So there are four things I'm immediately interested from yesterday's Google/Harvard paper.
- A team of linguists, computer scientists and other non-humanists published that paper in Science about using Google data for word counts to outline the new science of 'culturomics';
- They described the methodology they used to get word counts out of the raw metadata and scans, which presumably represents the best Google could do in 2008-09;
- Google released a web site letting you chart the shifts in words and phrases over time;
- Google released the core data powering that site containing data on word, book, and page occurrences for various combinations of words.

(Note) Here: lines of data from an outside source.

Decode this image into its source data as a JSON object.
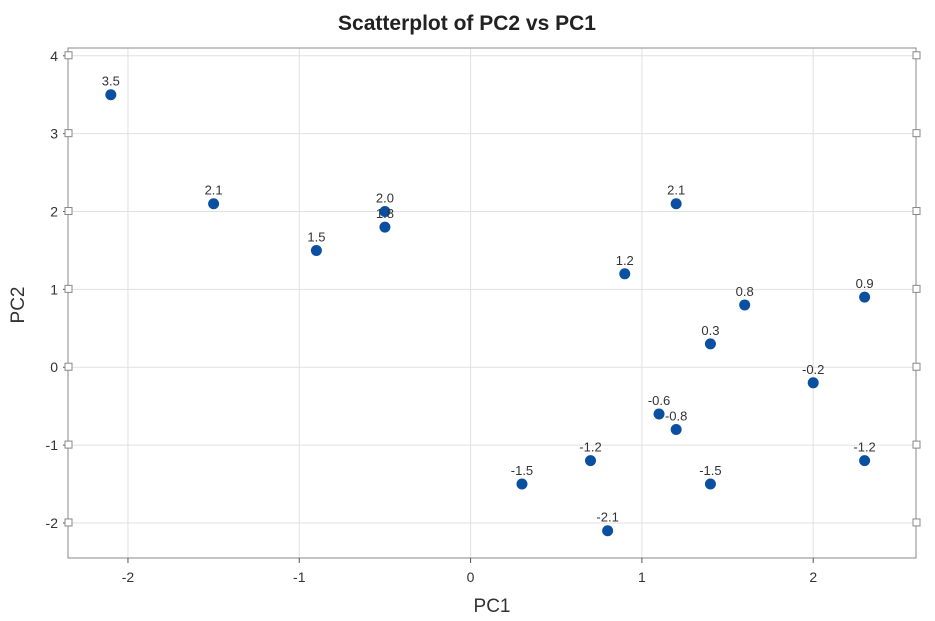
{
  "chart_data": {
    "type": "scatter",
    "title": "Scatterplot of PC2 vs PC1",
    "xlabel": "PC1",
    "ylabel": "PC2",
    "xlim": [
      -2.35,
      2.6
    ],
    "ylim": [
      -2.45,
      4.1
    ],
    "xticks": [
      -2,
      -1,
      0,
      1,
      2
    ],
    "yticks": [
      -2,
      -1,
      0,
      1,
      2,
      3,
      4
    ],
    "xtick_labels": [
      "-2",
      "-1",
      "0",
      "1",
      "2"
    ],
    "ytick_labels": [
      "-2",
      "-1",
      "0",
      "1",
      "2",
      "3",
      "4"
    ],
    "grid": true,
    "marker_color": "#0b4fa0",
    "points": [
      {
        "x": -2.1,
        "y": 3.5,
        "label": "3.5"
      },
      {
        "x": -1.5,
        "y": 2.1,
        "label": "2.1"
      },
      {
        "x": -0.9,
        "y": 1.5,
        "label": "1.5"
      },
      {
        "x": -0.5,
        "y": 2.0,
        "label": "2.0"
      },
      {
        "x": -0.5,
        "y": 1.8,
        "label": "1.8"
      },
      {
        "x": 0.3,
        "y": -1.5,
        "label": "-1.5"
      },
      {
        "x": 0.7,
        "y": -1.2,
        "label": "-1.2"
      },
      {
        "x": 0.8,
        "y": -2.1,
        "label": "-2.1"
      },
      {
        "x": 0.9,
        "y": 1.2,
        "label": "1.2"
      },
      {
        "x": 1.1,
        "y": -0.6,
        "label": "-0.6"
      },
      {
        "x": 1.2,
        "y": 2.1,
        "label": "2.1"
      },
      {
        "x": 1.2,
        "y": -0.8,
        "label": "-0.8"
      },
      {
        "x": 1.4,
        "y": 0.3,
        "label": "0.3"
      },
      {
        "x": 1.4,
        "y": -1.5,
        "label": "-1.5"
      },
      {
        "x": 1.6,
        "y": 0.8,
        "label": "0.8"
      },
      {
        "x": 2.0,
        "y": -0.2,
        "label": "-0.2"
      },
      {
        "x": 2.3,
        "y": 0.9,
        "label": "0.9"
      },
      {
        "x": 2.3,
        "y": -1.2,
        "label": "-1.2"
      }
    ]
  }
}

Twitter seems largely focused on #3 as a fascinating tool/diversion, the researchers seem to hope that #1 will create a burst of serious research using #4, and anyone doing research in the field should be eagerly scanning #2 for clues about what the state of art is—how far you can get with full cooperation from Google, with money to hire programmers, etc, and with unlimited computing infrastructure.
Each of these is worth thinking about in turn. Cut through all of it, though, and I think the core takeaway should be this:
Humanists need to be more involved in how these massive stores of data are used.
None were involved in this project, and it shows in all sorts of ways. Humanists understand the limitations, the opportunities, and the nuances of the books that have been sitting on library shelves better than anyone else, and they have been thinking for decades about differences between language and culture that seem to be mostly off the radar screen of the people doing this work now.
The Google dataset is fascinating. If I can find the hard drive space to start processing it, I look forward to using it on some of the same questions I've been tackling. It's great for linguistic applications like the regular/irregular verbs it was created for, and will be useful for a lot of constructions I'm interested in for other reasons.
As a public tool, as a first source, it's invaluable. The first academic I showed it to today was blown away by the implications. Lots of people are playing around with the results today. Once we start to figure out to process the gigs of data that were dumped with it, a lot of other interesting stuff becomes possible, too.
But for now: it's disconnected from the texts. This severely compromises its usefulness in most humanities applications. I can't track evolutionary language in any subset of books or any sentence/paragraph context; a literary scholar can't separate out pulp fiction from literary presses, much less Henry James from Mark Twain. It was created by linguists, and treats texts fundamentally syntactically--as bags of words linked only by very short-term connections--two or three words. The wider network of connections that happen in texts is missing.
Don't doubt that it's coming, though. My fear right now is that all of the work is proceeding without the expertise that humanists have developed in understanding how to carefully assess our cultural heritage. The current study casually tosses out pronouncements about the changing nature of 'fame' in 'culture' without, at a first skim, at least, acknowledging any gap at all between print culture and the Zeitgeist. I know I've done the same thing sometimes, but I'm trying to be aware of it, at least. An article in Science promising the "Quantitative Analysis of Culture" is several bridges too far.
So is it possible to a) convince humanists they have something to gain by joining these projects; b) convincing the projects that they're better off starting within conversations, not treating this as an opportunity to reboot the entire study of culture? I think so. It's already happening, and the CHNM–Google collaboration is a good chance. I think most scholars see the opportunities in this sort of work as clearly as they see the problems, and this can be a good spur to talk about just what we want to get out of all the new forms of reading coming down the pike. So let's get started.